December 2020 Newsletter
‘I’ve now seen everything’ – a personal note to end the year…
If we ever thought we had seen it all, markets in 2020 made us realize we had not!
This time last year, several themes were on our minds (apart from Christmas puddings): Brexit, trade tensions, the coming US elections, general economic strength (though there was awareness of headwinds like global debt levels and some thought of whether quantitative easing efforts would finally end). So, there was an initial promising start – then Covid-19 hit and calendar Q2 was full of volatility and weakness – markets fell, currencies fluctuated… the oil price even went into negative; I had never seen that in all my 40 years of finance experience.
But just when concern was at its highest and worries at their most extreme, markets turned a corner. And since then, there has been a strong recovery in US and Japanese stocks, a solid general uptick in Australia and some recouping of losses in Europe. Commodities are overall weaker than a year ago but have also been in an upward phase. However, sectors like property continue to pose questions as demand for space remains under something of a COVID-cloud e.g., is it possible that needs for office space will be less as more people work from home while needs for warehouse and distribution space grows as online purchasing grows?
Other themes also continue to play out. For example, as Brexit enters the next, important phase, the practical impacts are being experienced – most recently, congestion between England and Europe at ‘border’ crossings. Then there is the approach the new US administration will adopt in international (as well as domestic) affairs – the tough line adopted by the previous president with China will quite possibly continue but with more nuance and the nurturing of more international backing, for example. On the Covid-19 front, the much-anticipated approval and dissemination of vaccines is being rolled out, although amidst concerns over new strains and new spikes, and possible some questions over longer-term issues (like secondary side effects in years to come); it is interesting also to consider that the average length of vaccine development historically is around 17 years, with the fastest in 4 years, yet COVID vaccines have been developed in around one year.

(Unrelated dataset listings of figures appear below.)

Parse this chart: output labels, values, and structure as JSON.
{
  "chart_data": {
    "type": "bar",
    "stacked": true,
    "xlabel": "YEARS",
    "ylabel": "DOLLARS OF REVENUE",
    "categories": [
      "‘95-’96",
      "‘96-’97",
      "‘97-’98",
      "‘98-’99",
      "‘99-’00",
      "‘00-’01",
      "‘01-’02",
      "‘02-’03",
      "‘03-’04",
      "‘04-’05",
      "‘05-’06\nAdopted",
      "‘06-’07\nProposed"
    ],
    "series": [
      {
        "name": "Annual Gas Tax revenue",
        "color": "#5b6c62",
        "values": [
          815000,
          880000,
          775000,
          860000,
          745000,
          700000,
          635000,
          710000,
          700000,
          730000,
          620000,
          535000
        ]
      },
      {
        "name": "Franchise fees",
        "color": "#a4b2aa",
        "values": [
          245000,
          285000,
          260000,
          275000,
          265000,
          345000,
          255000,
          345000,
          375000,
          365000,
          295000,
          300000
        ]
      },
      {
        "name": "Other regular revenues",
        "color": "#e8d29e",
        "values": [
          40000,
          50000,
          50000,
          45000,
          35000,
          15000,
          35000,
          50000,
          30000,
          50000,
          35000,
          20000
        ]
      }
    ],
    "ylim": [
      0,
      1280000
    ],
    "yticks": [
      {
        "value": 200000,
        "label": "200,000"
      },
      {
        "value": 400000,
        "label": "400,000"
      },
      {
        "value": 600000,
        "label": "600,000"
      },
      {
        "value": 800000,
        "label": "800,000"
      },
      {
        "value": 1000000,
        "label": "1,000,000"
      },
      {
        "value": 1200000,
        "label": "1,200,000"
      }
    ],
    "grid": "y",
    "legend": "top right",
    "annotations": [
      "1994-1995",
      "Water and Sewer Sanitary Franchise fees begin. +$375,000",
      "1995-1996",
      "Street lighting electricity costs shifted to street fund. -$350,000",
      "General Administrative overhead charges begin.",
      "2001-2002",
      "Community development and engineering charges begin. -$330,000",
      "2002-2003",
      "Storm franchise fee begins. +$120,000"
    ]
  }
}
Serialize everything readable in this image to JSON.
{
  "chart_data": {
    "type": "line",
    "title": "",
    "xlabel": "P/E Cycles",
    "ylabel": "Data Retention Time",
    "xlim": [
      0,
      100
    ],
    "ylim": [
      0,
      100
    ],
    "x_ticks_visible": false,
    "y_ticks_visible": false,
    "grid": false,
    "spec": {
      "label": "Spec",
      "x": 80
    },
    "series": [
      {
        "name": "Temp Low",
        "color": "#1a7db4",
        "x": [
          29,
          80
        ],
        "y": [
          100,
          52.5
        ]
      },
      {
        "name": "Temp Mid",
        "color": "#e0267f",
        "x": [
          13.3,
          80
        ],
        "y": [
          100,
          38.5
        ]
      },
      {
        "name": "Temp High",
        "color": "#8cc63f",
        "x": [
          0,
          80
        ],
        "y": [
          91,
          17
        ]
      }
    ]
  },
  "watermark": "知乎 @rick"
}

Portfolios have reflected all these developments and will continue to do so. There are grounds to be positive, yet we also adopt a cautious, watchful, and considered approach. We are very much guided by research and a careful approvals process. Our operating framework of providing advice is closely monitored and audited by our dealer group, Synchron, which provides much valuable ongoing guidance and support. Just like the treatment of Covid-19 has been based on science, when investing, we have – and will continue – avoiding reacting to extreme ideas or making knee-jerk decisions. Our decisions for clients will be based on the ‘science of investing’: sensible, considered, tried-and-true strategies and reliable participants and suppliers of financial products.
As always, we remind clients that it is wise to have their affairs reviewed annually. Our service standards and agreements reflect this and are tailored to your needs. We are always happy to hear from clients, so do feel free to contact us. We are also always delighted when you refer friends and family – because you refer them, they receive a complimentary meeting to discuss their needs and you receive in return to express our appreciation.
In closing, remember our office is formally in recess from close of business Wednesday, 23rd December, but we are back on Monday, 4th January. So, until we see you in 2021…
Stay well, Keep Safe, Happy Christmas and All the best for 2021!